屋内,薛洋脸色苍白,很是虚弱的躺在床上,见江澄带着蓝曦臣过来,到是微微有些讶异:江澄不是去找温情了么?怎么会把蓝曦臣带来了?
薛洋想要勉强下床行礼,却被蓝曦臣按住了。
“薛公子不必多礼!”蓝曦臣微笑道。
薛洋拱手:“多谢蓝宗主!”
蓝曦臣报以一笑,随后问道:“薛公子可觉得身体好些了?”
薛洋:“多谢蓝宗主关心!薛洋已然没事了!”
蓝曦臣点了点头,又问道:“薛公子可否告知蓝某,不夜天到底发生了什么事?”
薛洋稍稍思索了片刻,表情有些后怕的开口说道:“那日,我被温逐流打伤后带回了不夜天,便一直被关在地牢中。温逐流来过一次,问了我阴铁之事,我说阴铁丢在夷陵乱葬岗了,他还告诉了我,他是国师薛重亥身边大管事赵高的后人,后来他好像就似忘记了有我这个人一样,没有再来过地牢了。前两日,我趁着地牢守卫来送饭时,找机会出手将其打晕了。我一路东躲西藏逃了出来,也是我运气好,那日温逐流并不在不夜天,后来,我便一路御剑来了云深不知处,打算先将此事告知蓝宗主!”
“原来如此!”
蓝曦臣了然的点了点头,眼睛却是一直看着薛洋。
薛洋见蓝曦臣看他的目光,有些无奈的叹了口气,语气也有些低落的说道:“我知道,你们肯定已经知道了我是国师薛重亥的后人了,现在不管我说什么,你们都不会相信我了,可我真的没有骗你们!若我是和温逐流一伙的,我又何必在那样危机的时候将阴铁留给了魏婴!”

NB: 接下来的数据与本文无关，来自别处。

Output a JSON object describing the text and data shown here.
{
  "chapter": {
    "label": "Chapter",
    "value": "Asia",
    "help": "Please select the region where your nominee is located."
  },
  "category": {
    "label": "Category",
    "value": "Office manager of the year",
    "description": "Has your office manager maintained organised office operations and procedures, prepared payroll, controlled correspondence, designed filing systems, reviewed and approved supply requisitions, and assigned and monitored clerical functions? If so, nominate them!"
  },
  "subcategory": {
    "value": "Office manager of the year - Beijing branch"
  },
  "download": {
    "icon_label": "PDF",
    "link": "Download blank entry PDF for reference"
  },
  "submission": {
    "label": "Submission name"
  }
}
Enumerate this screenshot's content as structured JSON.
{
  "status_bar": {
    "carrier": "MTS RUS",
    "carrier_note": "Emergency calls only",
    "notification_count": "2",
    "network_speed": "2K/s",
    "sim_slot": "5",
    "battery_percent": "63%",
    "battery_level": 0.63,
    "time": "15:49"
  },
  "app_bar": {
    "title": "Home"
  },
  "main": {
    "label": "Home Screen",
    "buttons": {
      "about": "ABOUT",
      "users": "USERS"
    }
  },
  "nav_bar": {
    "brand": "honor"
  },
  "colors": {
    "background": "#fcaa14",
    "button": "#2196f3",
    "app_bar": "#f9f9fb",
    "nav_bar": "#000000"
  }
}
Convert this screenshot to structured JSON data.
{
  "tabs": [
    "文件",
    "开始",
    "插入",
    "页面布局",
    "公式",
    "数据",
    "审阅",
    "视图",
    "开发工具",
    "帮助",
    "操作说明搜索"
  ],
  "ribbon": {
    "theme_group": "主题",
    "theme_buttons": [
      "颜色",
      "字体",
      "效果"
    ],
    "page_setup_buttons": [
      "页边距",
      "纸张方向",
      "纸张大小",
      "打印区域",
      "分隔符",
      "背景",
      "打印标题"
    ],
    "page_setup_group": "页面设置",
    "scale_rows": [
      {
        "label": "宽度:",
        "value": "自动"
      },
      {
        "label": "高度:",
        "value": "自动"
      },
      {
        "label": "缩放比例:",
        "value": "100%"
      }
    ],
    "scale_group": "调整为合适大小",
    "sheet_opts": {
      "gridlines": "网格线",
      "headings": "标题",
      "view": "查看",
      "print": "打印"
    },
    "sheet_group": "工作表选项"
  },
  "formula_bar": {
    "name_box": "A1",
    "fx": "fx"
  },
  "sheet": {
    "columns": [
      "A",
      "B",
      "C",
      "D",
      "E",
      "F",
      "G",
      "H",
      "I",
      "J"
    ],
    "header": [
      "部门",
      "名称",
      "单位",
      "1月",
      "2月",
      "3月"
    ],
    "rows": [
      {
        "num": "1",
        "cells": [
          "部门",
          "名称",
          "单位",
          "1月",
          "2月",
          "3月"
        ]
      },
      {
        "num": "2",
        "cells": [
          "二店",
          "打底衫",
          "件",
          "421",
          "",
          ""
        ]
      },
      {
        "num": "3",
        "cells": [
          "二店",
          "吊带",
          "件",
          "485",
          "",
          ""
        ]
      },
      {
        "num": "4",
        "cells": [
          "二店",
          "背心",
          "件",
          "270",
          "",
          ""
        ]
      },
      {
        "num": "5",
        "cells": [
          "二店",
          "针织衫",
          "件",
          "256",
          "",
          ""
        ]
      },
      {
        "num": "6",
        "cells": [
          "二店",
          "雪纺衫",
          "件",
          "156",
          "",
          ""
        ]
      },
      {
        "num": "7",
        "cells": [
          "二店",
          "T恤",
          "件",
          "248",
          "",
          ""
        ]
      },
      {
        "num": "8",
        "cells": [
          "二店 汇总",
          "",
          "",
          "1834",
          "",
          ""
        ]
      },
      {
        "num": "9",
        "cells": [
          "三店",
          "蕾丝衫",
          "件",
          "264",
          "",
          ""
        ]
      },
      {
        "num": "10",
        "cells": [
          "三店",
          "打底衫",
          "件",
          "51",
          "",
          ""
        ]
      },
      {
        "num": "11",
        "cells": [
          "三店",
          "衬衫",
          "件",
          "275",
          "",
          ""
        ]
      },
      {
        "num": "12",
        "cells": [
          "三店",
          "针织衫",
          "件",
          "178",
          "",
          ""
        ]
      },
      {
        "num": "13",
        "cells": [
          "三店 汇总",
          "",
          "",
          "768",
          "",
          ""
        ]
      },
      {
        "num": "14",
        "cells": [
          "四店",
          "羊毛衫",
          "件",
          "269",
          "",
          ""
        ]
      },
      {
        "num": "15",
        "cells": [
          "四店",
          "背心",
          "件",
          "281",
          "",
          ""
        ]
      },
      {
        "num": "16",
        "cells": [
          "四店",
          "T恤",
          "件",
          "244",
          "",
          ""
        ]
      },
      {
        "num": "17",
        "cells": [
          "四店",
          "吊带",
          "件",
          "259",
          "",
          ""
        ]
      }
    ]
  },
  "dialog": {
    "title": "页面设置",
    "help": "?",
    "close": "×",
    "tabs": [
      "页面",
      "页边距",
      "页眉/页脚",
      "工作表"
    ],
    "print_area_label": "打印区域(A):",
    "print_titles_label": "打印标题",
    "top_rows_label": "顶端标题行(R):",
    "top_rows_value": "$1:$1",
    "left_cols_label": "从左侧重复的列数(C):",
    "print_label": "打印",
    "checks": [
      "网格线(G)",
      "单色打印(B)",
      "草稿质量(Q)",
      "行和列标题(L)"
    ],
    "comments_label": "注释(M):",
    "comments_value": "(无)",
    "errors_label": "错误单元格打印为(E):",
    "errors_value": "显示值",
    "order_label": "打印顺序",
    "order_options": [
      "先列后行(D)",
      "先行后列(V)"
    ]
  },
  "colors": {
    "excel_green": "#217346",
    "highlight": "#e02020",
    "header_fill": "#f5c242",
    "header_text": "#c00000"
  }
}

“薛公子多虑了!蓝某自然是相信薛公子的!不管薛公子出身如何,毕竟薛公子是在莲花坞江宗主麾下成长起来的,江宗主光明磊落,想必他教育出来的弟子理应亦是如此!”
薛洋点了点头,微微一笑,道了声多谢!
二人聊过后,蓝曦臣嘱咐了薛洋好生休养后,便回去了。
江澄送蓝曦臣出门的时候,床上的薛洋神色不善的眯了眯眼,目光审视的看着蓝曦臣出去的背影。随后邪魅一笑,在江澄转身前,缓缓的闭上了眼睛,开始假寐起来!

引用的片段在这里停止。